The movies make space flight seem easy. A simple flip of the joystick or twist of the knob and any asteroid or space creature is done for. Sadly, the reality of space flight involves the constant monitoring of, and fiddling with, a near-endless set of dials, switches and buttons. In fact, so much of modern space craft are packed with gear and doodads that even astronauts have trouble keeping everything straight.
So, to help astronauts see past the clutter, and to reduce the number of different readouts and dials distracting the astronauts, the European Space Agency (ESA) has created an augmented reality system specifically for the International Space Station (ISS).
Called "Wearable Augmented Reality" (WEAR), the augmented reality system overlays the names, purposes, and instructions for items in the ISS. Hands-free and voice-activated, WEAR projects the instructions for any given task right onto their real-life objects, greatly simplifying an astronaut's job.

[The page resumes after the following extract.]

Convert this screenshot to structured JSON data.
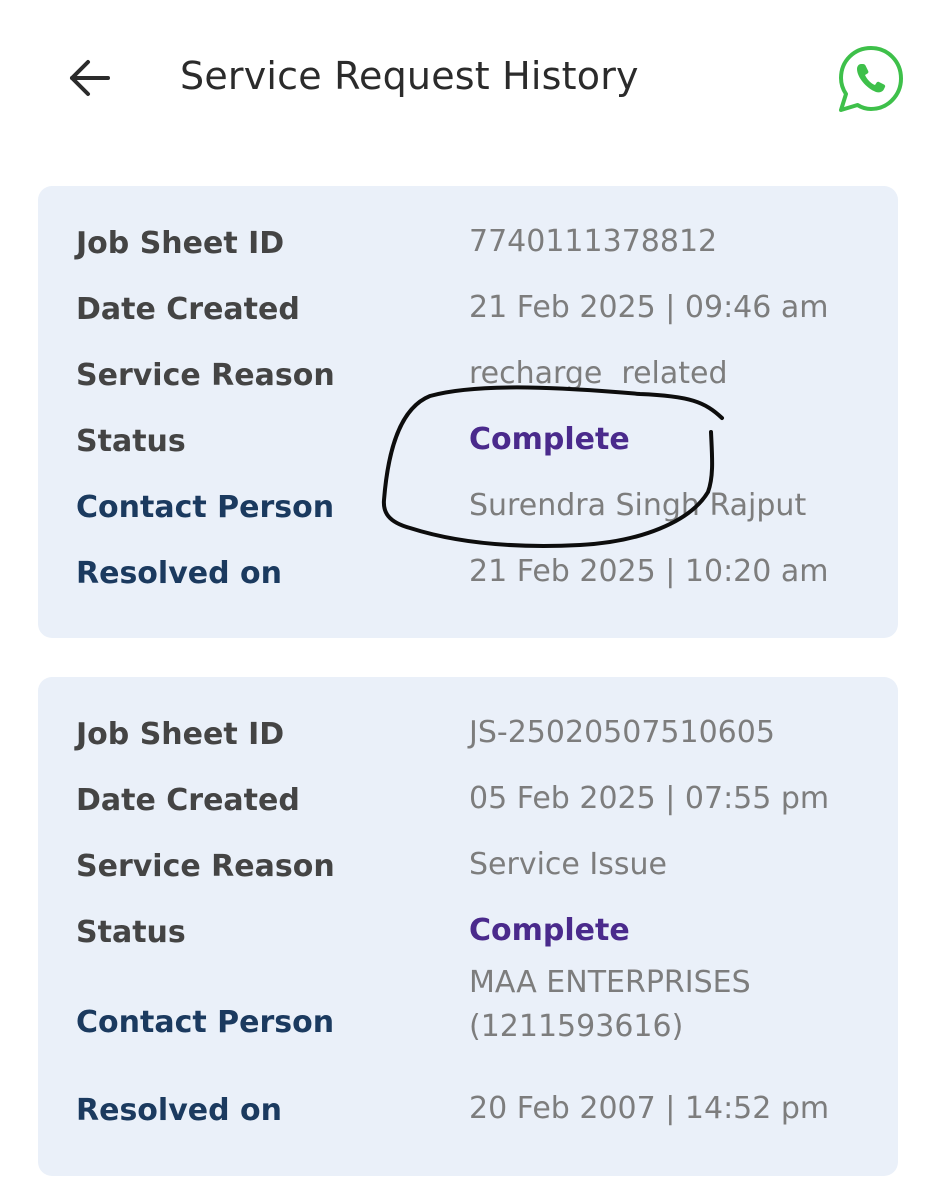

The system works by cataloguing all the viewing angles in the spacecraft. A camera on the top of the device records what the astronaut looks at, and then matches that view to the 3-D map of the space shuttle. Once the system is oriented, it projects relevant information into the piece through which the astronaut looks.
The WEAR system has already debuted on the International Space Station, and during a test run of the system an astronaut succeeded in replacing an air filter with guidance from WEAR. The test was so successful that the ESA has begun developing a civilian model for use by firefighters.